LMD: One Year Later

With my move back to Canada behind me and adjusting to some new routines with life, its about time to get back into the mix with the projects. Though things have been slow the last couple of months, it has not stopped me from making sure regular and prompt malware updates are released.

Today, we reflect on the first year of Linux Malware Detect, which was released in a very infantile beta release about a year ago. The project has evolved in allot of ways from its original goals, it has certainly changed in every way for the better. What was originally to be a closed project, relegated to mostly internal work related needs, ended up like most of my projects morphing into a public release. The first release saw the world with less than 200 signatures, no reliable signature update method, manual upgrade options and very flawed scanning and detection methods (v 0.7<). Now, we sit at version 1.3.6, with 4,813 signatures, a scanning method that though still needs some work, is far superior than what was originally in place, a detection routine based on solid md5 hashes and hex signatures. We have cleaner rules that can clean some nasty injected malware, we got a fully functional quarantine and restore system, reporting system, real-time file based monitoring, integrated signature updater and version updater and a vibrant community of users that regularly submit malware for review. Yes, LMD has grown up!

The most grown-up part of LMD has to be how signatures are handled and how the processing of them is almost an entirely automated process now, this was detailed a little more in Signature Updates & Threat Database posted in September. The key part here though, is “almost entirely automated”, everyday that the processing scripts run to bring in new malware, there is always a number of files that cant be processed automatically and these are moved to a manual review queue. With how busy life has been the last couple of months, the review queue has slowly risen to 1,097 files pending review. This queue is at the top of my list for tackling over the next couple of days and weeks, its allot of work to review that much malware but it will get done. Many of the files to review are actual user-submissions so if you did submit something and find its still not detected by LMD, this would be why :).

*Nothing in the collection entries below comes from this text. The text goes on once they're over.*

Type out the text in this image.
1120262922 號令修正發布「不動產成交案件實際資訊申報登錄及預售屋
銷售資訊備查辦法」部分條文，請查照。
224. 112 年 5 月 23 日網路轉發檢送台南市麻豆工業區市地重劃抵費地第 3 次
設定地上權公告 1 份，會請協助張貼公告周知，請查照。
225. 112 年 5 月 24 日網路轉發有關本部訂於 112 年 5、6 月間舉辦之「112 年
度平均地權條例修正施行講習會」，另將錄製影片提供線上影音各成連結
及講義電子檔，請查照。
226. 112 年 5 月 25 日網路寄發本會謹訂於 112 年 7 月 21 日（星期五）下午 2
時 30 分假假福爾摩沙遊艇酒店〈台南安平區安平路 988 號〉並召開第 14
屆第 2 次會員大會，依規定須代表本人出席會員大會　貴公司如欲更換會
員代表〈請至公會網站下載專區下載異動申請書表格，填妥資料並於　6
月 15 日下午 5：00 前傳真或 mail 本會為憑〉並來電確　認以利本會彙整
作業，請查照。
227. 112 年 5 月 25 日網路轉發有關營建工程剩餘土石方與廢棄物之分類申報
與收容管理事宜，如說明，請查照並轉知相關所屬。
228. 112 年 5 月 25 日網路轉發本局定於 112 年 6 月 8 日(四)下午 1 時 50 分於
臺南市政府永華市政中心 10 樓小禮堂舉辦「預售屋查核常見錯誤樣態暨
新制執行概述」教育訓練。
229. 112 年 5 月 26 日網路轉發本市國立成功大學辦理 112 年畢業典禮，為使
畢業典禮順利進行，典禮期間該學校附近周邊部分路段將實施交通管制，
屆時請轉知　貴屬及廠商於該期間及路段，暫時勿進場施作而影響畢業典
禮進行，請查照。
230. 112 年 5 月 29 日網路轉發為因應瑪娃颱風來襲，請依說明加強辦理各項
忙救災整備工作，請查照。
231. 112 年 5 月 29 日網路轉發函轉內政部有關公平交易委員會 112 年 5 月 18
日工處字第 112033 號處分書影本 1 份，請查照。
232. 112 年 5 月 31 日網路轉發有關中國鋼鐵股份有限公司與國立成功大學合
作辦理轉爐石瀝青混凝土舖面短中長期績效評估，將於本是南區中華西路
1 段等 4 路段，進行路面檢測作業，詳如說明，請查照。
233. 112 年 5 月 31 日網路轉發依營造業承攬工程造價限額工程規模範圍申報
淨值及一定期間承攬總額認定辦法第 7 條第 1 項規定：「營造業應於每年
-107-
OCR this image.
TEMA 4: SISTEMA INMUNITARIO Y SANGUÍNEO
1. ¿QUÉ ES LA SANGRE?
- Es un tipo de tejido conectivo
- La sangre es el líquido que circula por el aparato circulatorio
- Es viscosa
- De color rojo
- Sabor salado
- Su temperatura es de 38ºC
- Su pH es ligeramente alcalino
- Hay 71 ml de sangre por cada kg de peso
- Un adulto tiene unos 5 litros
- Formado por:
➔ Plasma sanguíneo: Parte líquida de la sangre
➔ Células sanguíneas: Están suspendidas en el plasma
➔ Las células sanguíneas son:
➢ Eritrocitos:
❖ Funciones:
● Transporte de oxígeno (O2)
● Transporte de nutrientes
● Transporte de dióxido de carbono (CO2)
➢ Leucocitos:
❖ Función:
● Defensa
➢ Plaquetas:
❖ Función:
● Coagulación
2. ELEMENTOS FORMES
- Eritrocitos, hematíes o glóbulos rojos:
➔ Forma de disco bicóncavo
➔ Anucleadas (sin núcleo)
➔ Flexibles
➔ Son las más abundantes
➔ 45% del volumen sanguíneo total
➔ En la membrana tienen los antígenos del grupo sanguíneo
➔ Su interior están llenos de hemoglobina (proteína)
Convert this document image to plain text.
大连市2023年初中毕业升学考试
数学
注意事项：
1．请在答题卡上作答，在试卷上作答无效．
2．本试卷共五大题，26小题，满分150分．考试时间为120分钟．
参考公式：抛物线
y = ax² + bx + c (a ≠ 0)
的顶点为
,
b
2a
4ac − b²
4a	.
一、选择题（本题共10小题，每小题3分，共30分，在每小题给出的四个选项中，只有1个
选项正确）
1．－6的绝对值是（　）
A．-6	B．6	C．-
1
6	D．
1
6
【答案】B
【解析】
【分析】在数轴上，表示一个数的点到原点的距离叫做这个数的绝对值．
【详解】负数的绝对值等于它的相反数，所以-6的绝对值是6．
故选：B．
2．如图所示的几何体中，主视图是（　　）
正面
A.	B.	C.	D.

There is still allot on the to-do list for LMD going forward, with the upcoming release of version 2.0 we will see some changes in how LMD does business. The first and to me the biggest will be optional usage statistics, which will allow users to have LMD report anonymized statistics back to rfxn.com. These statistics will show us which malware hits are found on your servers, which in turn contributes towards better focus on what type of malware threats are prioritized in the daily processing queue for hashing & review. The statistics will also help create informative profiles on the soon-to-be-released dailythreats.org web site about how maldet is used and what are the most prevalent threats in the wild.

Other additions to LMD 2.0 will be a refined scanner that will provide greater speed with large file sets (50k – 1M+ files), an ability to fork scans to the background, better and more predictable logging format for 3rd party processing of LMD log data, redesigned reporting system, full BSD support, ability to create custom signatures from the LMD command line, expanded cleaner rules, wildcard support for exclude paths, a number of security and bug refinements and as always, more signatures.

If you have any feature requests for LMD 2.0, go ahead and post them as a comment and I will make sure they get added to the list. Thank you to everyone who continues to support rfxn.com projects through donations, feedback and by just using & spreading the word about the projects. I look forward to another year of LMD and seeing it become the premier malware detection tool for Linux and all Unix variant OS’s.